La restauration numérique, l’étape la plus longue, permet de faire disparaître la très grande majorité des artefacts physiques présents sur la pellicule qui ont été enregistrés par la numérisation. Les traces de poussières, de rayures, de déchirures, de poils étaient nombreuses, et la restauration numérique les aura pour la plupart fait disparaître. Des problèmes de stabilité ont également pu être réglés, tout comme certaines variations colorimétriques. Les images ont été traitées une par une, ce qui a nécessité près de 2000 heures de travail de la part du chef de la restauration numérique John Montegut pour l’ensemble de la série.
Parallèlement au travail sur l’image, la restauration sonore par le mixeur Nicolas Dallaire aura permis de faire un nettoyage des sons parasites présents sur la source originale magnétique et de faire ressortir certaines fréquences sonores favorisant une meilleure compréhension des dialogues. Et puisque Le Son des Français d’Amérique est une série qui nous permet d’abord et avant tout d’entrer en contact avec la musique et les chansons du patrimoine francophone nord-américain, la restauration sonore était un enjeu primordial. Ainsi, les apports du preneur de son Claude Beaugrand et du coréalisateur André Gladu étaient essentiels et ont contribué à raffiner certains passages du mix d’origine et à corriger quelques anomalies, tout en restant fidèles au son de l’œuvre originale.
Une autre contribution non négligeable d’Éléphant à la relance du Son des Français d’Amérique aura été la traduction et le sous-titrage en anglais des 27 épisodes de la série, ce qui n’avait jamais été fait et qui permettra une plus large diffusion auprès du public non francophone. Là encore, l’apport du coréalisateur André Gladu aura été fondamental pour s’assurer de la justesse de la traduction, tant pour les vocables de la culture musicale traditionnelle et folklorique que pour les expressions régionales et culturelles (acadiennes, cadiennes, du terroir québécois, etc.).
Pendant des décennies, le public a pu voir une série avec des images altérées par la dégradation des couleurs des copies 16 mm ou des images dégradées par des successions de transferts sur des supports de différentes natures. La restauration permet désormais l’accès à une image dotée d’une netteté et d’une colorimétrie jamais vues auparavant pour cette série. La qualité et la précision de l’image numérique sont équivalentes à celles du négatif original qui a été numérisé, et sur lequel ont été appliqués les filtres numériques de la colorisation et de la restauration numérique sans que le piqué et la netteté de l’image en aient été altérés. Nous pouvons désormais apprécier dans toute sa splendeur le génie du cadre et de la lumière documentaire de Michel Brault.

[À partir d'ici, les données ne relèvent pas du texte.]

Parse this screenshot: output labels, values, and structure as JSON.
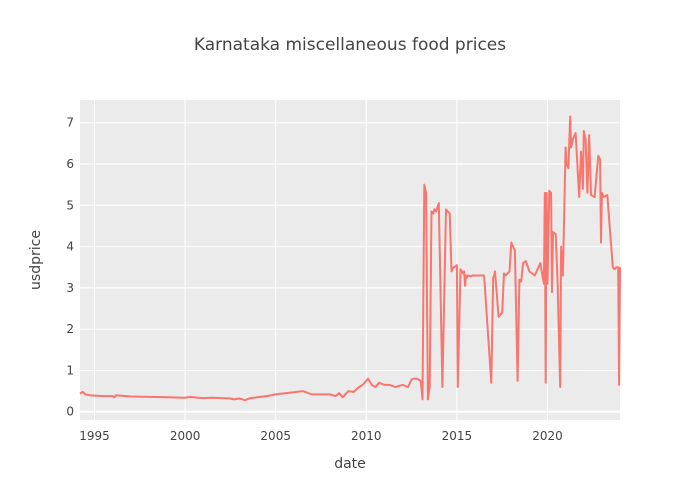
{
  "chart_data": {
    "type": "line",
    "title": "Karnataka miscellaneous food prices",
    "xlabel": "date",
    "ylabel": "usdprice",
    "xlim": [
      1994.2,
      2024.0
    ],
    "ylim": [
      -0.2,
      7.55
    ],
    "x_ticks": [
      1995,
      2000,
      2005,
      2010,
      2015,
      2020
    ],
    "y_ticks": [
      0,
      1,
      2,
      3,
      4,
      5,
      6,
      7
    ],
    "grid": true,
    "legend": "none",
    "colors": {
      "line": "#f8766d",
      "plot_bg": "#ebebeb",
      "grid": "#ffffff",
      "text": "#444444"
    },
    "series": [
      {
        "x": [
          1994.2,
          1994.35,
          1994.5,
          1994.7,
          1995.0,
          1995.5,
          1996.0,
          1996.1,
          1996.2,
          1996.4,
          1997,
          1998,
          1999,
          2000,
          2000.3,
          2000.7,
          2001,
          2001.5,
          2002,
          2002.5,
          2002.7,
          2003,
          2003.3,
          2003.6,
          2004,
          2004.5,
          2005,
          2005.5,
          2006,
          2006.5,
          2007,
          2007.5,
          2008,
          2008.3,
          2008.5,
          2008.7,
          2009,
          2009.3,
          2009.6,
          2009.8,
          2010,
          2010.1,
          2010.3,
          2010.5,
          2010.7,
          2011,
          2011.3,
          2011.6,
          2012,
          2012.3,
          2012.5,
          2012.6,
          2012.8,
          2013.0,
          2013.1,
          2013.2,
          2013.3,
          2013.4,
          2013.5,
          2013.6,
          2013.7,
          2013.75,
          2013.85,
          2014.0,
          2014.2,
          2014.4,
          2014.6,
          2014.7,
          2014.8,
          2014.85,
          2015.0,
          2015.05,
          2015.2,
          2015.35,
          2015.4,
          2015.45,
          2015.5,
          2015.55,
          2015.6,
          2015.8,
          2015.85,
          2016,
          2016.5,
          2016.9,
          2017,
          2017.05,
          2017.1,
          2017.3,
          2017.5,
          2017.6,
          2017.7,
          2017.9,
          2018,
          2018.2,
          2018.35,
          2018.45,
          2018.55,
          2018.65,
          2018.8,
          2019.0,
          2019.3,
          2019.6,
          2019.8,
          2019.85,
          2019.9,
          2019.95,
          2020.0,
          2020.1,
          2020.2,
          2020.25,
          2020.3,
          2020.45,
          2020.55,
          2020.7,
          2020.75,
          2020.85,
          2021.0,
          2021.05,
          2021.15,
          2021.25,
          2021.3,
          2021.4,
          2021.55,
          2021.75,
          2021.85,
          2021.95,
          2022.0,
          2022.1,
          2022.2,
          2022.3,
          2022.4,
          2022.6,
          2022.8,
          2022.9,
          2022.95,
          2023.0,
          2023.1,
          2023.3,
          2023.6,
          2023.7,
          2023.8,
          2023.9,
          2023.95,
          2024.0
        ],
        "y": [
          0.44,
          0.48,
          0.42,
          0.4,
          0.39,
          0.38,
          0.38,
          0.35,
          0.4,
          0.39,
          0.37,
          0.36,
          0.35,
          0.34,
          0.36,
          0.34,
          0.33,
          0.34,
          0.33,
          0.32,
          0.3,
          0.32,
          0.28,
          0.33,
          0.35,
          0.38,
          0.42,
          0.45,
          0.47,
          0.5,
          0.42,
          0.42,
          0.42,
          0.38,
          0.45,
          0.35,
          0.5,
          0.48,
          0.6,
          0.65,
          0.75,
          0.8,
          0.65,
          0.6,
          0.7,
          0.65,
          0.65,
          0.6,
          0.65,
          0.6,
          0.78,
          0.8,
          0.8,
          0.75,
          0.3,
          5.5,
          5.3,
          0.3,
          0.6,
          4.85,
          4.8,
          4.9,
          4.85,
          5.05,
          0.6,
          4.9,
          4.8,
          3.4,
          3.5,
          3.5,
          3.55,
          0.6,
          3.45,
          3.35,
          3.4,
          3.05,
          3.3,
          3.25,
          3.3,
          3.28,
          3.3,
          3.3,
          3.3,
          0.7,
          3.25,
          3.3,
          3.4,
          2.3,
          2.4,
          3.35,
          3.3,
          3.4,
          4.1,
          3.9,
          0.75,
          3.2,
          3.15,
          3.6,
          3.65,
          3.4,
          3.3,
          3.6,
          3.1,
          5.3,
          0.7,
          5.3,
          3.1,
          5.35,
          5.3,
          2.9,
          4.35,
          4.3,
          3.2,
          0.6,
          4.0,
          3.3,
          6.4,
          6.0,
          5.9,
          7.15,
          6.4,
          6.6,
          6.75,
          5.2,
          6.3,
          5.4,
          6.8,
          6.6,
          5.3,
          6.7,
          5.25,
          5.2,
          6.2,
          6.1,
          4.1,
          5.3,
          5.2,
          5.25,
          3.5,
          3.45,
          3.5,
          3.5,
          0.65,
          3.5
        ]
      }
    ]
  }
}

La restauration du Son des Français d’Amérique est le plus grand projet de restauration jamais entrepris par Éléphant : mémoire du cinéma québécois.
Dominique Dugas
Après des études en cinéma, Dominique Dugas a été conservateur télévision et radio à la Cinémathèque québécoise, puis directeur de la programmation des Rendez-vous Québec Cinéma. Il a participé à plusieurs jurys de festivals internationaux de cinéma ainsi qu’à plusieurs comités, notamment pour le Conseil des arts du Canada, le Conseil des arts et des lettres du Québec et la SODEC. Depuis 2018, il est le Directeur général à Éléphant : mémoire du cinéma québécois.